This mutation is located in the second membrane penetrating motif of the first transmembrane domain (MSD1) involved in the formation of the pore of the CFTR chloride channel. The likely consequence of this mutation is the impairment of the conductive properties of the chloride channel. The L138ins mutation was first described by Dörk et al. in 1996 in a 34-year-old patient with a congenital bilateral absence of the vas deferens (CBAVD). The patient was pancreatic sufficient, without lung lesions, a sweat chloride level of 53 mmol/l, with the 5T variant in the second allele [7]. The CFTR1 database [8] describes two insertions of three nucleotides in the region under consideration: in one case the mutation, using the legacy nomenclature referred to as L138ins, is an ACT insertion between nucleotides 412 and 413, which leads to the insertion of histidine between two leucines located at 137 and 138 (c.412_413insACT; p.Leu137_Leu138insHis).
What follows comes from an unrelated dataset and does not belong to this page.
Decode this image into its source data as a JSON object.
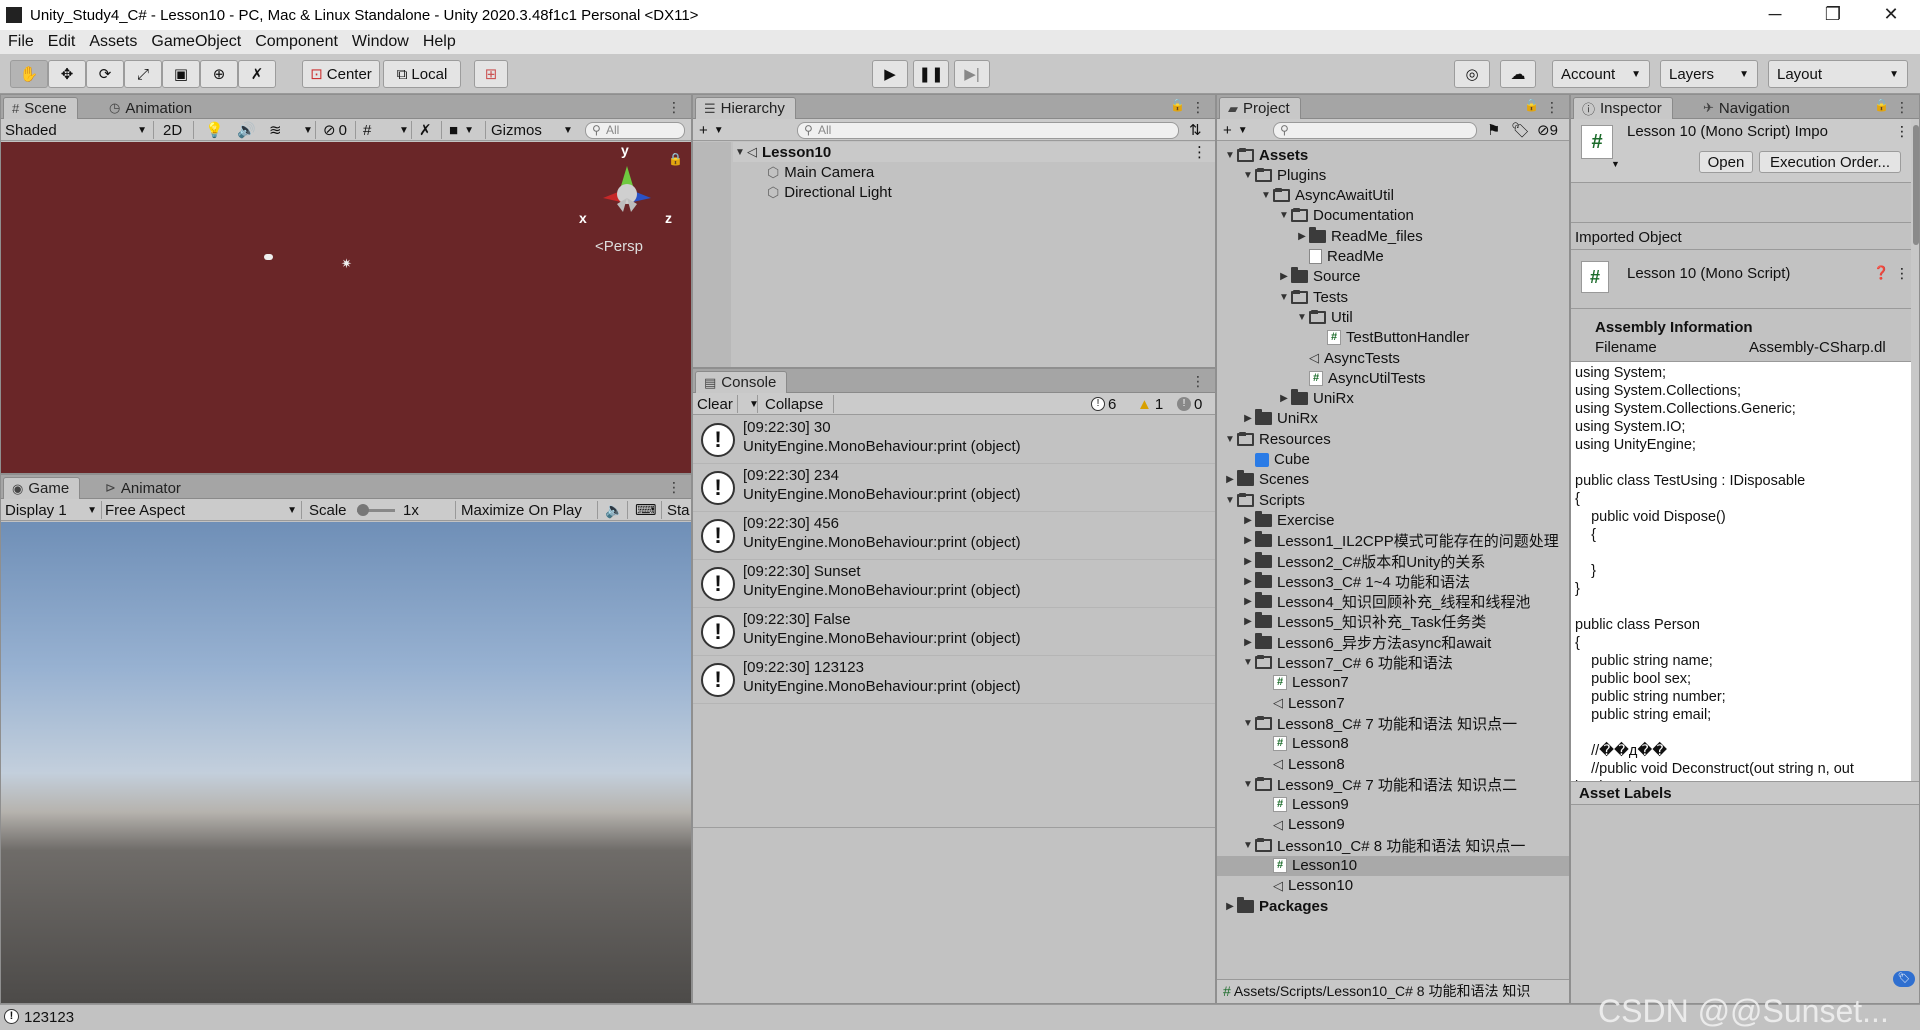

In another case, the 546insCTA (c.414_415insCTA) mutation was described, however, the wrong amino acid sequence at the protein level was reported as p.Leu139X (i.e., a premature stop codon at position 139); the correct designation of this mutation should be p.Leu138dup (i.e., leucine duplication at position 138).

Since 31st August 2018, the mutation understudy was included in the CFTR2 database, referred to as c.413_415dupTAC (p.Leu138dup, L138ins, rs397508679) [9]. It is also included in the EXAC database of 1000 genomes [10] and the ClinVar [11]. The first reference identified was the correct description of the mutation in the work of McGinniss et al. (2011) [12].

In our previous paper regarding the genotype-phenotype correlation in Russian CF patients with c.411_412insCTA (p.Leu138dup) mutation, we showed that the p.Leu138dup mutation could be considered as a disease-causing mutation, leading to a variable but relatively mild course of CF (Table 1) [13].

To date, in the Laboratory of Genetic Epidemiology, mutation L138ins (c.411_412insCTA, p.Leu138dup), in trans with other CF-causing mutations, has been detected in 37 Russian CF patients from 33 families. The average patient age is 13.13 ± 11.42 years (1.00–43.00), with a ratio by sex: 0.43 m: 0.57 f (16:21). Eleven different genotypes have been identified and are described in Table 2.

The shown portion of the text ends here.